The report details how a high number of women also face detention and various forms of torture, including lashing, describing the process of arrest and prosecution of women based on the charge of improper Islamic hijab and unjust sentences.
However, it also highlights an important historical fact that despite 35 years of violent enforcement measures, Iranian women continue to resist hijab laws and through their daily struggles provide an example for women in other Muslim majority countries, in particular those in transition, to demand their rights and freedom.
Furthermore, despite many promises, there has been no tangible improvement since Mr. Rowhani took office.
“Thirty-five Years of Hijab” offers a number of recommendations and highlights the need for the international community to shine a spotlight on forced hijab as a symbol and means of imposing serious and systematic human rights violation on more than half of Iran’s population.
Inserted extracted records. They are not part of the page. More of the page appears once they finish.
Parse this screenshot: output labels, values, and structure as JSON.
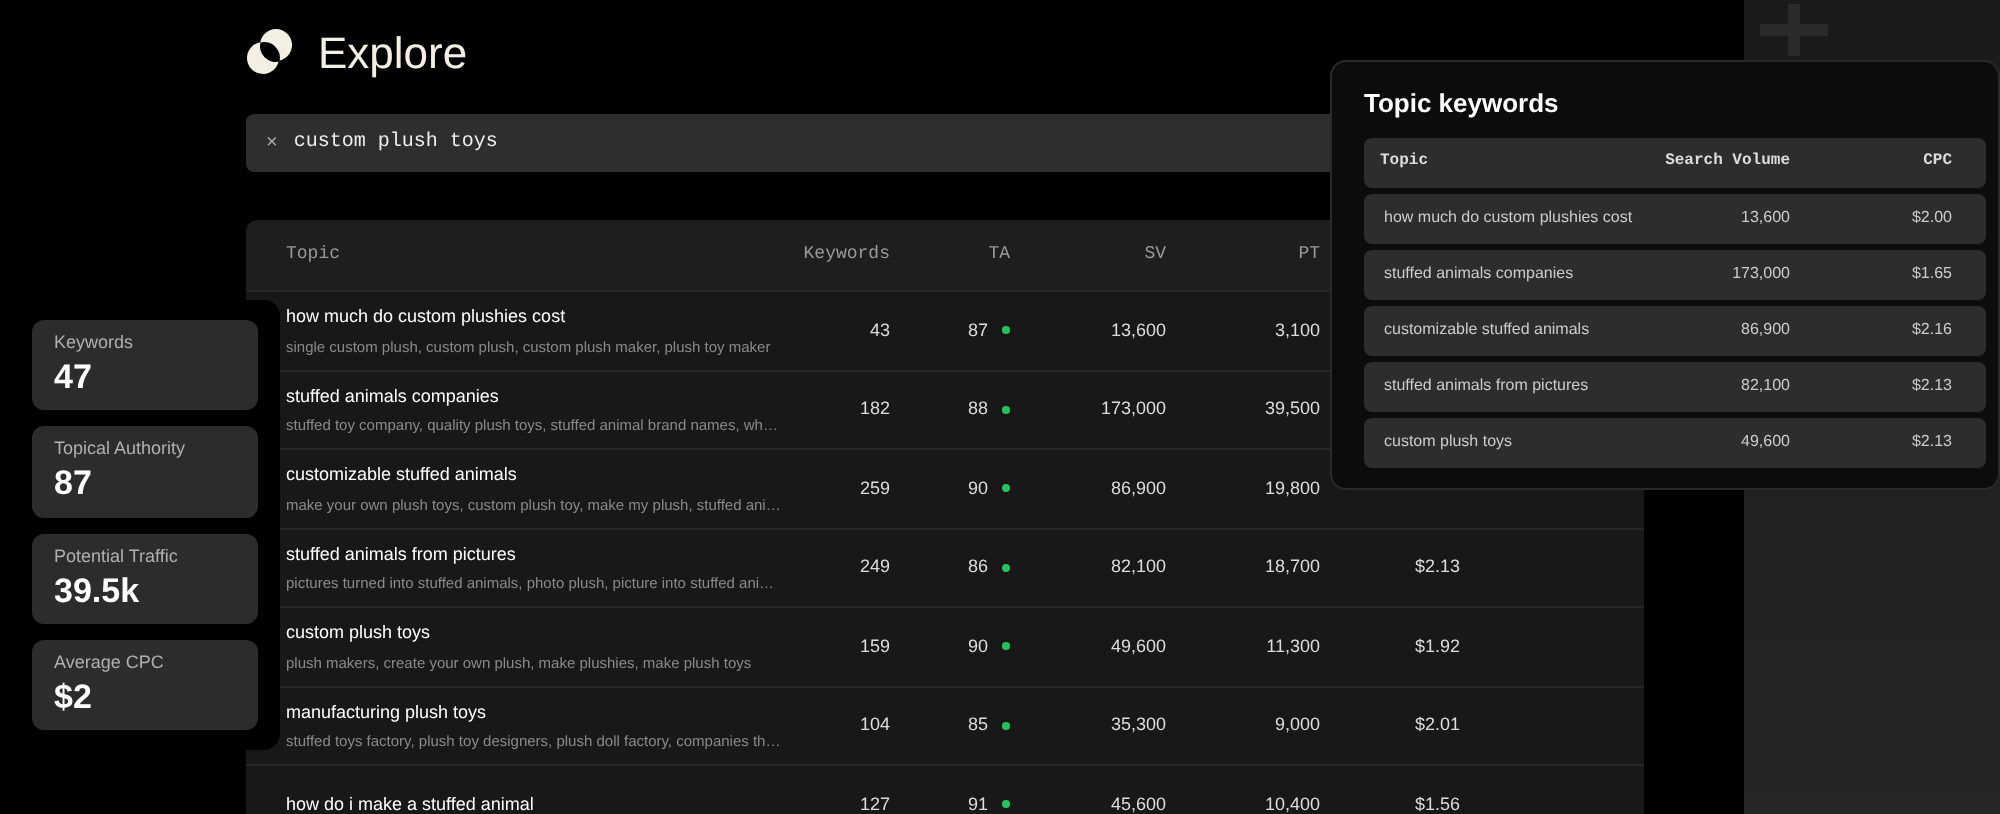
{
  "title": "Explore",
  "search": {
    "value": "custom plush toys",
    "clear": "×"
  },
  "table": {
    "columns": [
      "Topic",
      "Keywords",
      "TA",
      "SV",
      "PT"
    ],
    "rows": [
      {
        "topic": "how much do custom plushies cost",
        "keywords_list": "single custom plush, custom plush, custom plush maker, plush toy maker",
        "keywords": "43",
        "ta": "87",
        "color": "#22c55e",
        "sv": "13,600",
        "pt": "3,100"
      },
      {
        "topic": "stuffed animals companies",
        "keywords_list": "stuffed toy company, quality plush toys, stuffed animal brand names, wh…",
        "keywords": "182",
        "ta": "88",
        "color": "#22c55e",
        "sv": "173,000",
        "pt": "39,500"
      },
      {
        "topic": "customizable stuffed animals",
        "keywords_list": "make your own plush toys, custom plush toy, make my plush, stuffed ani…",
        "keywords": "259",
        "ta": "90",
        "color": "#22c55e",
        "sv": "86,900",
        "pt": "19,800"
      },
      {
        "topic": "stuffed animals from pictures",
        "keywords_list": "pictures turned into stuffed animals, photo plush, picture into stuffed ani…",
        "keywords": "249",
        "ta": "86",
        "color": "#22c55e",
        "sv": "82,100",
        "pt": "18,700",
        "cpc": "$2.13"
      },
      {
        "topic": "custom plush toys",
        "keywords_list": "plush makers, create your own plush, make plushies, make plush toys",
        "keywords": "159",
        "ta": "90",
        "color": "#22c55e",
        "sv": "49,600",
        "pt": "11,300",
        "cpc": "$1.92"
      },
      {
        "topic": "manufacturing plush toys",
        "keywords_list": "stuffed toys factory, plush toy designers, plush doll factory, companies th…",
        "keywords": "104",
        "ta": "85",
        "color": "#22c55e",
        "sv": "35,300",
        "pt": "9,000",
        "cpc": "$2.01"
      },
      {
        "topic": "how do i make a stuffed animal",
        "keywords": "127",
        "ta": "91",
        "color": "#22c55e",
        "sv": "45,600",
        "pt": "10,400",
        "cpc": "$1.56"
      }
    ]
  },
  "stats": [
    {
      "label": "Keywords",
      "value": "47"
    },
    {
      "label": "Topical Authority",
      "value": "87"
    },
    {
      "label": "Potential Traffic",
      "value": "39.5k"
    },
    {
      "label": "Average CPC",
      "value": "$2"
    }
  ],
  "topic_keywords": {
    "title": "Topic keywords",
    "columns": [
      "Topic",
      "Search Volume",
      "CPC"
    ],
    "rows": [
      {
        "topic": "how much do custom plushies cost",
        "search_volume": "13,600",
        "cpc": "$2.00"
      },
      {
        "topic": "stuffed animals companies",
        "search_volume": "173,000",
        "cpc": "$1.65"
      },
      {
        "topic": "customizable stuffed animals",
        "search_volume": "86,900",
        "cpc": "$2.16"
      },
      {
        "topic": "stuffed animals from pictures",
        "search_volume": "82,100",
        "cpc": "$2.13"
      },
      {
        "topic": "custom plush toys",
        "search_volume": "49,600",
        "cpc": "$2.13"
      }
    ]
  }
}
A Hivos partner since 2010, Justice for Iran is one of the few Iranian organisations that tackle sexual violence against women by the Iranian authorities head on. Specifically, it was established to eradicate the impunity and systematic practice by Iranian state officials of sexually abusing detained women to extract confessions. The organisation raises public awareness, demands accountability for women’s rights violations committed by the Iranian government and actively seeks to hold perpetrators accountable for their crimes.
Hivos supports JFI because its overall mission and objective is to strengthen, promote and defend women’s rights in the increasingly discriminatory and fundamentalist environment in Iran.